My first yoga class at the YMCA was surprising. I don’t know exactly what I was expecting. Perhaps for it to be more like the Wii Fit yoga I had experimented with years ago. But the YMCA‘s yoga had moves I’d never tried before, and a live instructor to show me how they’re supposed to be done, and a group of individuals who I was motivated by watching, especially the 70 year old who was as flexible as me. Perhaps more so.
Today, I was thinking back on the value of that first real yoga class, because I had just come through a patch where multiple areas of my life were swept away in what seemed like one foul swoop of a tsunami. I was standing on the shore, looking out over the ocean, not trusting that the tsunami was gone for good. I needed to rebuild, but found myself asking hard questions such as, “What’s the point?,” “Where do I begin?,” and “Where do I go from here?”
The lessons I took away from that first yoga class, were recalled to mind.

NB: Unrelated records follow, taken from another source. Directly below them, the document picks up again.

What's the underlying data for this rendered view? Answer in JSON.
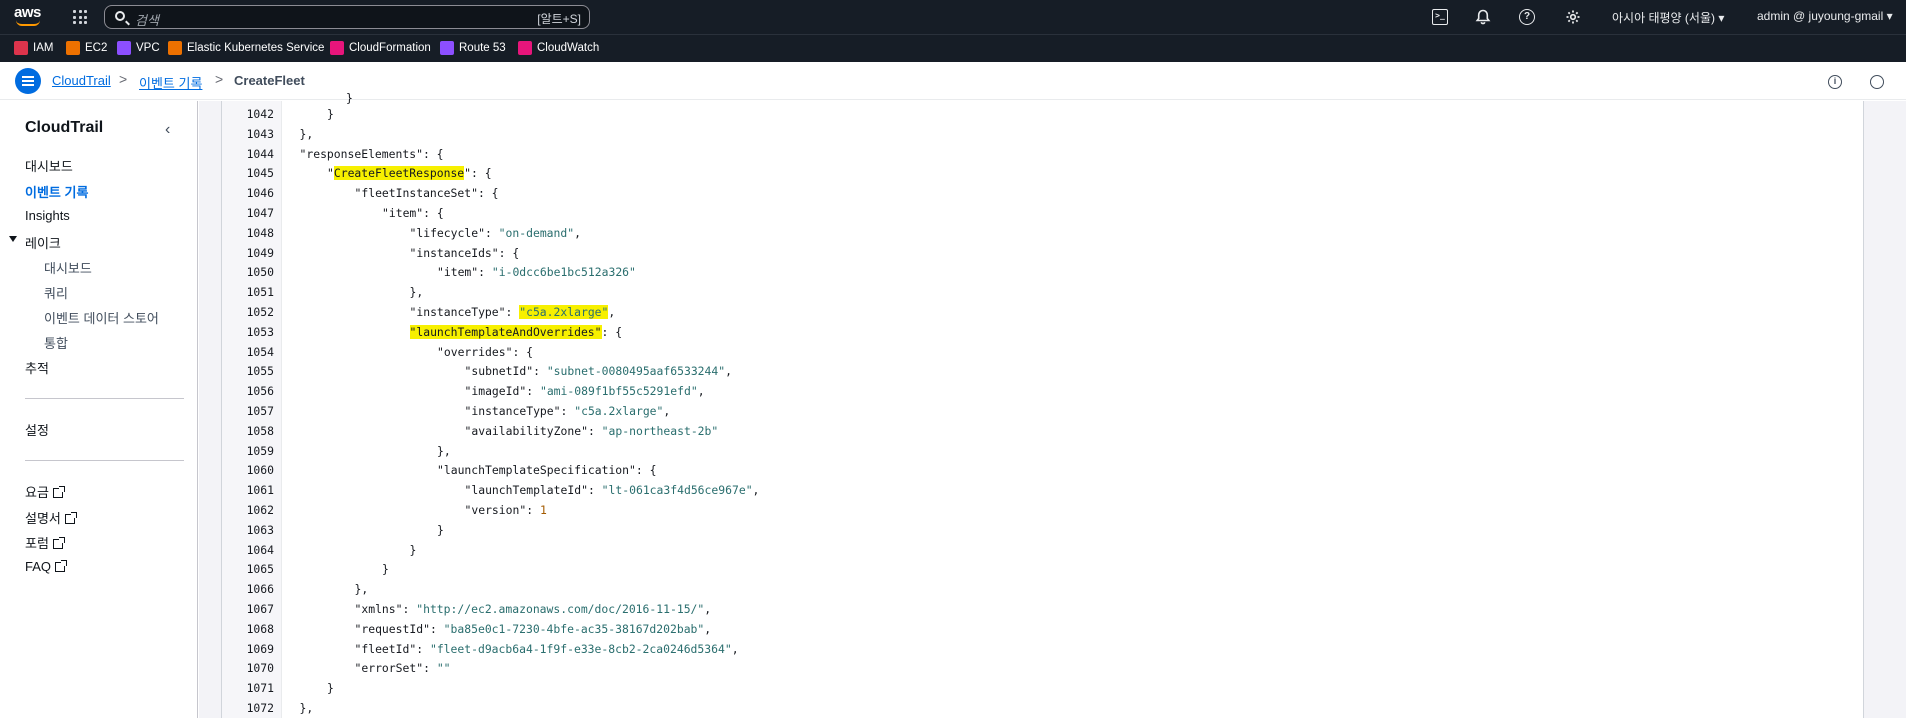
{
  "topnav": {
    "logo": "aws",
    "search_placeholder": "검색",
    "search_shortcut": "[알트+S]",
    "region": "아시아 태평양 (서울) ▾",
    "account": "admin @ juyoung-gmail ▾"
  },
  "favorites": [
    {
      "label": "IAM",
      "color": "#dd344c"
    },
    {
      "label": "EC2",
      "color": "#ed7100"
    },
    {
      "label": "VPC",
      "color": "#8c4fff"
    },
    {
      "label": "Elastic Kubernetes Service",
      "color": "#ed7100"
    },
    {
      "label": "CloudFormation",
      "color": "#e7157b"
    },
    {
      "label": "Route 53",
      "color": "#8c4fff"
    },
    {
      "label": "CloudWatch",
      "color": "#e7157b"
    }
  ],
  "breadcrumb": {
    "root": "CloudTrail",
    "sep": ">",
    "parent": "이벤트 기록",
    "current": "CreateFleet"
  },
  "sidebar": {
    "title": "CloudTrail",
    "collapse": "‹",
    "items": [
      {
        "label": "대시보드"
      },
      {
        "label": "이벤트 기록"
      },
      {
        "label": "Insights"
      },
      {
        "label": "레이크"
      },
      {
        "label": "대시보드"
      },
      {
        "label": "쿼리"
      },
      {
        "label": "이벤트 데이터 스토어"
      },
      {
        "label": "통합"
      },
      {
        "label": "추적"
      },
      {
        "label": "설정"
      },
      {
        "label": "요금"
      },
      {
        "label": "설명서"
      },
      {
        "label": "포럼"
      },
      {
        "label": "FAQ"
      }
    ]
  },
  "code": {
    "lines": [
      {
        "no": "1042",
        "indent": 2,
        "text": "}"
      },
      {
        "no": "1043",
        "indent": 1,
        "text": "},"
      },
      {
        "no": "1044",
        "indent": 1,
        "key": "responseElements",
        "rest": ": {"
      },
      {
        "no": "1045",
        "indent": 2,
        "key": "CreateFleetResponse",
        "rest": ": {",
        "highlight": "key"
      },
      {
        "no": "1046",
        "indent": 3,
        "key": "fleetInstanceSet",
        "rest": ": {"
      },
      {
        "no": "1047",
        "indent": 4,
        "key": "item",
        "rest": ": {"
      },
      {
        "no": "1048",
        "indent": 5,
        "key": "lifecycle",
        "value": "on-demand",
        "after": ","
      },
      {
        "no": "1049",
        "indent": 5,
        "key": "instanceIds",
        "rest": ": {"
      },
      {
        "no": "1050",
        "indent": 6,
        "key": "item",
        "value": "i-0dcc6be1bc512a326",
        "after": ""
      },
      {
        "no": "1051",
        "indent": 5,
        "text": "},"
      },
      {
        "no": "1052",
        "indent": 5,
        "key": "instanceType",
        "value": "c5a.2xlarge",
        "after": ",",
        "highlight": "value"
      },
      {
        "no": "1053",
        "indent": 5,
        "key": "launchTemplateAndOverrides",
        "rest": ": {",
        "highlight": "key-full"
      },
      {
        "no": "1054",
        "indent": 6,
        "key": "overrides",
        "rest": ": {"
      },
      {
        "no": "1055",
        "indent": 7,
        "key": "subnetId",
        "value": "subnet-0080495aaf6533244",
        "after": ","
      },
      {
        "no": "1056",
        "indent": 7,
        "key": "imageId",
        "value": "ami-089f1bf55c5291efd",
        "after": ","
      },
      {
        "no": "1057",
        "indent": 7,
        "key": "instanceType",
        "value": "c5a.2xlarge",
        "after": ","
      },
      {
        "no": "1058",
        "indent": 7,
        "key": "availabilityZone",
        "value": "ap-northeast-2b",
        "after": ""
      },
      {
        "no": "1059",
        "indent": 6,
        "text": "},"
      },
      {
        "no": "1060",
        "indent": 6,
        "key": "launchTemplateSpecification",
        "rest": ": {"
      },
      {
        "no": "1061",
        "indent": 7,
        "key": "launchTemplateId",
        "value": "lt-061ca3f4d56ce967e",
        "after": ","
      },
      {
        "no": "1062",
        "indent": 7,
        "key": "version",
        "number": "1",
        "after": ""
      },
      {
        "no": "1063",
        "indent": 6,
        "text": "}"
      },
      {
        "no": "1064",
        "indent": 5,
        "text": "}"
      },
      {
        "no": "1065",
        "indent": 4,
        "text": "}"
      },
      {
        "no": "1066",
        "indent": 3,
        "text": "},"
      },
      {
        "no": "1067",
        "indent": 3,
        "key": "xmlns",
        "value": "http://ec2.amazonaws.com/doc/2016-11-15/",
        "after": ","
      },
      {
        "no": "1068",
        "indent": 3,
        "key": "requestId",
        "value": "ba85e0c1-7230-4bfe-ac35-38167d202bab",
        "after": ","
      },
      {
        "no": "1069",
        "indent": 3,
        "key": "fleetId",
        "value": "fleet-d9acb6a4-1f9f-e33e-8cb2-2ca0246d5364",
        "after": ","
      },
      {
        "no": "1070",
        "indent": 3,
        "key": "errorSet",
        "value": "",
        "after": ""
      },
      {
        "no": "1071",
        "indent": 2,
        "text": "}"
      },
      {
        "no": "1072",
        "indent": 1,
        "text": "},"
      }
    ]
  },
  "colors": {
    "nav_bg": "#161d26",
    "link": "#006ce0",
    "highlight": "#f7f000",
    "string": "#2a6e6e",
    "number": "#a35a00"
  }
}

1) Breathe deeply. Lying flat on my back, looking up at the ceiling, paying attention to the breath I inhaled into my lungs as it rose under my chest, and into my throat, then exhaling it slowly, I found myself taking stock, reflecting, clearing my head and making space. Space for what? A world of possibility. Creativity could not begin until the debris was swept aside, and a clearing formed again.
2) Every move we made was slow and deliberate. It was about building flexibility, paying attention, and focusing on areas of my body I didn’t know could be reached. Yoga was unlike any other form of exercise I was familiar with. It wasn’t about a major tune up, or a drastic overhaul. Yoga was about fine tuning the areas of my body I was too busy, too fast, or even too active to realize were there. It was about strengthening muscles, and stretching myself so I could be flexible.
Why was that important?
As The Message on SiriusXM satellite radio encouraged, “Blessed are the flexible, for they will never be bent out of shape.”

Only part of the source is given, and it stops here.